I'm studying the model theory notes of https://faculty.math.illinois.edu/~anush/Courses/2016F.Math571.MT/Henson--van%20den%20Dries.pdf for model theory. I'm finding it difficult with the 6.11 exercise:
Let $L$ be the first order language with two binary function symbols ∩ and ∪, a unary function symbol c, and two constant symbols 0 and 1. For each set S let P(S) denote the $L$-structure based on the power set of S. That is, the underlying set of P(S) is the collection of all subsets of S, we interpret ∩,∪,c as intersection, union, and complement, respectively, and we interpret 0,1 as ∅,S, respectively. Let K be the class of all $L$- structures that are isomorphic to P(S) for some set S. Show that K is not axiomatizable.
I think the solution involves arguing that K is axiomatizable and then finding a contradiction. If anyone can give a comprehensive answer I would appreciate it.

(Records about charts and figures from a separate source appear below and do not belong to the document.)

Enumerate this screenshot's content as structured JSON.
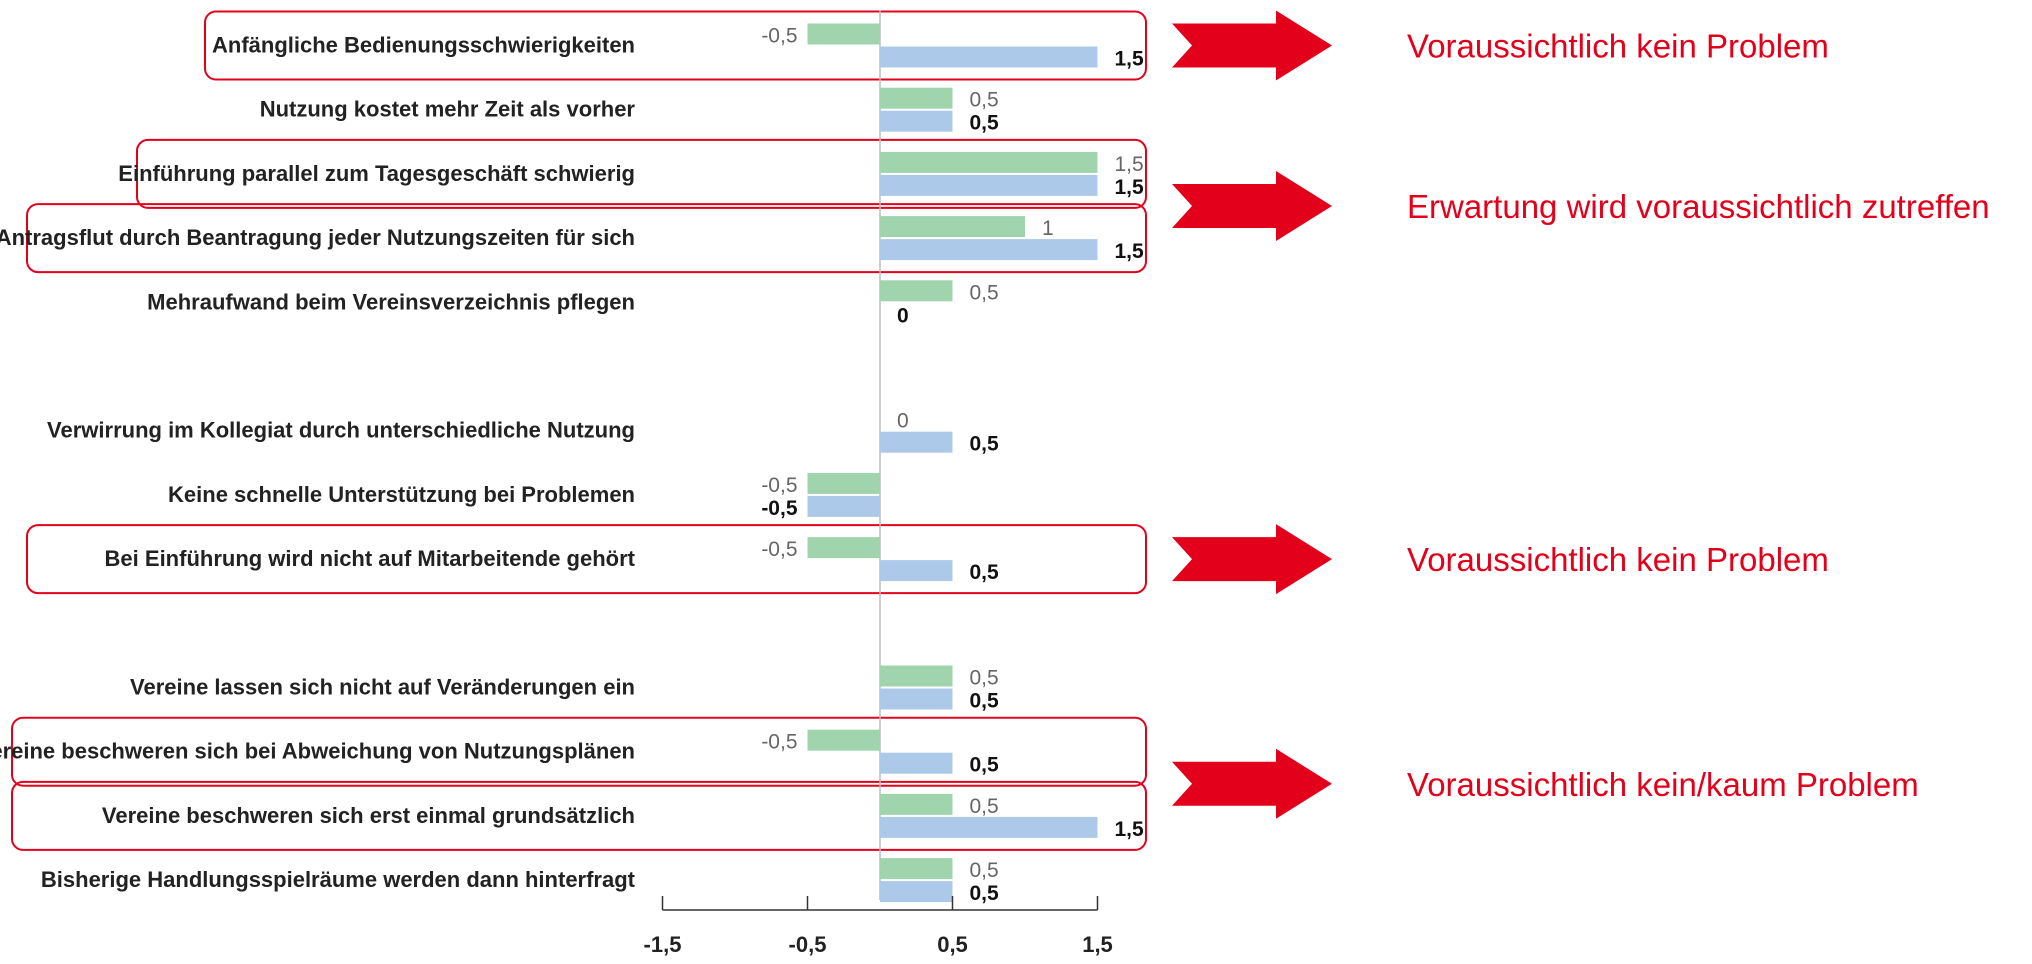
{
  "chart_data": {
    "type": "bar",
    "orientation": "horizontal",
    "categories": [
      "Anfängliche Bedienungsschwierigkeiten",
      "Nutzung kostet mehr Zeit als vorher",
      "Einführung parallel zum Tagesgeschäft schwierig",
      "Antragsflut durch Beantragung jeder Nutzungszeiten für sich",
      "Mehraufwand beim Vereinsverzeichnis pflegen",
      "",
      "Verwirrung im Kollegiat durch unterschiedliche Nutzung",
      "Keine schnelle Unterstützung bei Problemen",
      "Bei Einführung wird nicht auf Mitarbeitende gehört",
      "",
      "Vereine lassen sich nicht auf Veränderungen ein",
      "Vereine beschweren sich bei Abweichung von Nutzungsplänen",
      "Vereine beschweren sich erst einmal grundsätzlich",
      "Bisherige Handlungsspielräume werden dann hinterfragt"
    ],
    "series": [
      {
        "color": "#9fd4ad",
        "label_color": "#666666",
        "values": [
          -0.5,
          0.5,
          1.5,
          1,
          0.5,
          null,
          0,
          -0.5,
          -0.5,
          null,
          0.5,
          -0.5,
          0.5,
          0.5
        ],
        "labels": [
          "-0,5",
          "0,5",
          "1,5",
          "1",
          "0,5",
          "",
          "0",
          "-0,5",
          "-0,5",
          "",
          "0,5",
          "-0,5",
          "0,5",
          "0,5"
        ]
      },
      {
        "color": "#adc9ea",
        "label_color": "#111111",
        "values": [
          1.5,
          0.5,
          1.5,
          1.5,
          0,
          null,
          0.5,
          -0.5,
          0.5,
          null,
          0.5,
          0.5,
          1.5,
          0.5
        ],
        "labels": [
          "1,5",
          "0,5",
          "1,5",
          "1,5",
          "0",
          "",
          "0,5",
          "-0,5",
          "0,5",
          "",
          "0,5",
          "0,5",
          "1,5",
          "0,5"
        ]
      }
    ],
    "xlim": [
      -1.5,
      1.5
    ],
    "xticks": [
      -1.5,
      -0.5,
      0.5,
      1.5
    ],
    "xtick_labels": [
      "-1,5",
      "-0,5",
      "0,5",
      "1,5"
    ],
    "grid": false,
    "highlight_color": "#e3001b",
    "annotations": [
      {
        "text": "Voraussichtlich kein Problem",
        "rows": [
          0
        ]
      },
      {
        "text": "Erwartung wird voraussichtlich zutreffen",
        "rows": [
          2,
          3
        ]
      },
      {
        "text": "Voraussichtlich kein Problem",
        "rows": [
          8
        ]
      },
      {
        "text": "Voraussichtlich kein/kaum Problem",
        "rows": [
          11,
          12
        ]
      }
    ]
  }
}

Suppose for a contradiction that the class $K$ is axiomatisable by some first-order theory $T$. Consider the structure $P(\mathbb{N})$, which is in $K$. This structure is infinite (it has cardinality $2^{\aleph_0}$). By the downward Löwenheim-Skolem theorem there is then a countable elementary substructure $A \preceq P(\mathbb{N})$. Being an elementary substructure means in particular that $A$ satisfies the same sentences as $P(\mathbb{N})$. So because $P(\mathbb{N}) \models T$ we also have $A \models T$. That would mean that $A$ is in the class $K$. By definition of $K$ we then have that $A$ is of the form $P(S)$ for some infinite set $S$. Because $|S| \geq \aleph_0$ we have: $$ |A| = |P(S)| = 2^{|S|} \geq 2^{\aleph_0}. $$ But this contradicts that $A$ is countable. So we find our contradiction and conclude that the class $K$ cannot be first-order axiomatisable.